Trading is a game of probabilities that comes with a certain degree of risk. You can be the best trader in the world but it’s not possible to be right 100% of the time. That said, you still want to be right most of the time and the best way to increase your win ratio is to be very selective with your trades. Quality over quantity is the name of the game.
Choppy conditions exist when there’s no clear trend in the market. The price tends to be range bound and can tease traders with fakeouts.
Many traders lose money because they force their trades and try to find a good set up where none exists. There are some people who post their trades publicly and seem to always be in a new position regardless of the market conditions. The biggest problem with this approach is that if you chase the markets during choppy conditions you’ll always be one step behind.

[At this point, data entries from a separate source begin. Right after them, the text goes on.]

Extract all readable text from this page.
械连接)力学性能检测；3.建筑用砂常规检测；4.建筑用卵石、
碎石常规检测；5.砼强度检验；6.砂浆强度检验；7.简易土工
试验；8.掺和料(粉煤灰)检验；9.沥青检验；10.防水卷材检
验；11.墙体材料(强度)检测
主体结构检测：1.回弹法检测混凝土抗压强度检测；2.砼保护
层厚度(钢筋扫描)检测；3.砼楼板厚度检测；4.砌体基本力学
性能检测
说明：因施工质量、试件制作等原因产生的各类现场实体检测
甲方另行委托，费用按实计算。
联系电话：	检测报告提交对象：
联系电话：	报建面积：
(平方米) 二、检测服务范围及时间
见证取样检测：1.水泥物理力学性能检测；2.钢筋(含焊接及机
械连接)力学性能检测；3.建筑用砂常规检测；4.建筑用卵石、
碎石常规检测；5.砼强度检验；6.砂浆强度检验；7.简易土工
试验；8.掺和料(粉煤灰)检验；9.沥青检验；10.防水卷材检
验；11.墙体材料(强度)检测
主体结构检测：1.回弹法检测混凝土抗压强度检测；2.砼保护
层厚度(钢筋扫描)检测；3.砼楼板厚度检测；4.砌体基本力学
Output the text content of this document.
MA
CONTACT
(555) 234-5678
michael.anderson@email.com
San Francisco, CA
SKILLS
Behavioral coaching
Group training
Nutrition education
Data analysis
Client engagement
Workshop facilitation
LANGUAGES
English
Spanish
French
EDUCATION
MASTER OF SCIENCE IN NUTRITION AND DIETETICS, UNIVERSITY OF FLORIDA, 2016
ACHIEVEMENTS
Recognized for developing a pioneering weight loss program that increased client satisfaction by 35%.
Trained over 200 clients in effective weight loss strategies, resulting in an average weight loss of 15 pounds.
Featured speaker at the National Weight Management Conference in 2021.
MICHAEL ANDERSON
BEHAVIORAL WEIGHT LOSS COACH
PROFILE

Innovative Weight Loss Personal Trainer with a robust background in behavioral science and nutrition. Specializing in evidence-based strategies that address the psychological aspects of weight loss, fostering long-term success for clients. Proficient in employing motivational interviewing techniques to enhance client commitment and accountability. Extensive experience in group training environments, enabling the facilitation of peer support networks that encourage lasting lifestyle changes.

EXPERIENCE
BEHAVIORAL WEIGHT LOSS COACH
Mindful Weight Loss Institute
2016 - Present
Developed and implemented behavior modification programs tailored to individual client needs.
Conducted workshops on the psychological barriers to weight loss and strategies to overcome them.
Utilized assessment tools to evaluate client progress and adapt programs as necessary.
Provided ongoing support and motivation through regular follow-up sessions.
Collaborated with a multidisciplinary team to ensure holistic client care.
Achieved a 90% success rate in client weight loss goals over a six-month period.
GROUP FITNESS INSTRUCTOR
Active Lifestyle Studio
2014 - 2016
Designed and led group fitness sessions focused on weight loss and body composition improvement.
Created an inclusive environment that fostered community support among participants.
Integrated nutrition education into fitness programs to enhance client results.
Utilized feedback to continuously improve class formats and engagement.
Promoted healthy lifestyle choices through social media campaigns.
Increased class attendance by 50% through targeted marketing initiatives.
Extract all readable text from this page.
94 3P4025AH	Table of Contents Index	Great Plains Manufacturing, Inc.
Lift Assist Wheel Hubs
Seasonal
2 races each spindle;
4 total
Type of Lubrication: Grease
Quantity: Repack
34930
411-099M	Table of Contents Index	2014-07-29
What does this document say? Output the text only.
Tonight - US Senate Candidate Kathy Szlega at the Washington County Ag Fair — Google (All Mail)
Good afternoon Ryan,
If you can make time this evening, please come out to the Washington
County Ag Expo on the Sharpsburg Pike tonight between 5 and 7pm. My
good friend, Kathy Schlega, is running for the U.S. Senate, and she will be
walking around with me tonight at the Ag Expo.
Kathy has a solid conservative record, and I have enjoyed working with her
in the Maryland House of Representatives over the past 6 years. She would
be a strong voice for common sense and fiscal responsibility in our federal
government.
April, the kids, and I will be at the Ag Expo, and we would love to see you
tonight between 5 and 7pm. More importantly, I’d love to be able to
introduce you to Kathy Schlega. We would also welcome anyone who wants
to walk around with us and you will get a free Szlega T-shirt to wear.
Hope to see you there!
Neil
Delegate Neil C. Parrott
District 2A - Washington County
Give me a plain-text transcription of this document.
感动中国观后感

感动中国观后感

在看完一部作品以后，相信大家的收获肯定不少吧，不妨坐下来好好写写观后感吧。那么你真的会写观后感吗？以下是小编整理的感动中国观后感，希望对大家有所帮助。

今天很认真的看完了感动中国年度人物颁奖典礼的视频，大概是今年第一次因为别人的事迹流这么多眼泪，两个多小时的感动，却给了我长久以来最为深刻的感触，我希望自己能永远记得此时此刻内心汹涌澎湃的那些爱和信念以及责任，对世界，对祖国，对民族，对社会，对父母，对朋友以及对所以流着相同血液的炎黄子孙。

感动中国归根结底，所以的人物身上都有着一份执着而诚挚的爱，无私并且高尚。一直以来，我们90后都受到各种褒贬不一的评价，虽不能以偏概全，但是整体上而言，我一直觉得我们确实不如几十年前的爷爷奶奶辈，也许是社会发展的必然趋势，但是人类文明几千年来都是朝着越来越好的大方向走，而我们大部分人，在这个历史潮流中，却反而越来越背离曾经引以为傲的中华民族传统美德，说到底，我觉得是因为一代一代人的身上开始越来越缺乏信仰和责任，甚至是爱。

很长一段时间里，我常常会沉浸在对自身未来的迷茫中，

Traders who long spikes and short after dumps during choppy markets will usually watch the price move against them once they execute their position. Unless you’re running an automated scalping bot, trading chop tends to be a waste of time with poor risk to reward.
Strategy and patience are the best tools for maximizing profit potential.
We find that the best trade set ups happen once a clear trend is established. Understand how to identify a new trend so that you can get in early and ride your profits. These market conditions don’t happen often but they tend to have the best risk to reward.
These trades are grand slams because we conserve our ammo and swing full power when a new trend is just getting started. This saves us time and maximizes our gains because grand slams allow us to ride profits on a larger sized order. Getting in early on a trend can give your position plenty of room to breathe. The most stress free and low effort trades are the ones that reach a profit zone with strong momentum.
Trading quality over quantity is just one part of a complete risk management strategy. Skilled traders create a plan long before the markets move. Identify key support and resistance levels to time your entry on a new trend. Always measure your risk to reward ratio ahead of time to determine an appropriate exit. A good trade set up should have at least a 3:1 risk to reward ratio.
Make sure to set your stop orders as a precaution in case the trade doesn’t work out. Another reason why we don’t trade chop is that you can lose money by getting stopped out. Some traders will even move the price by hunting stop orders. To avoid getting your stops hunted, don’t set them with round numbers at obvious support and resistance levels.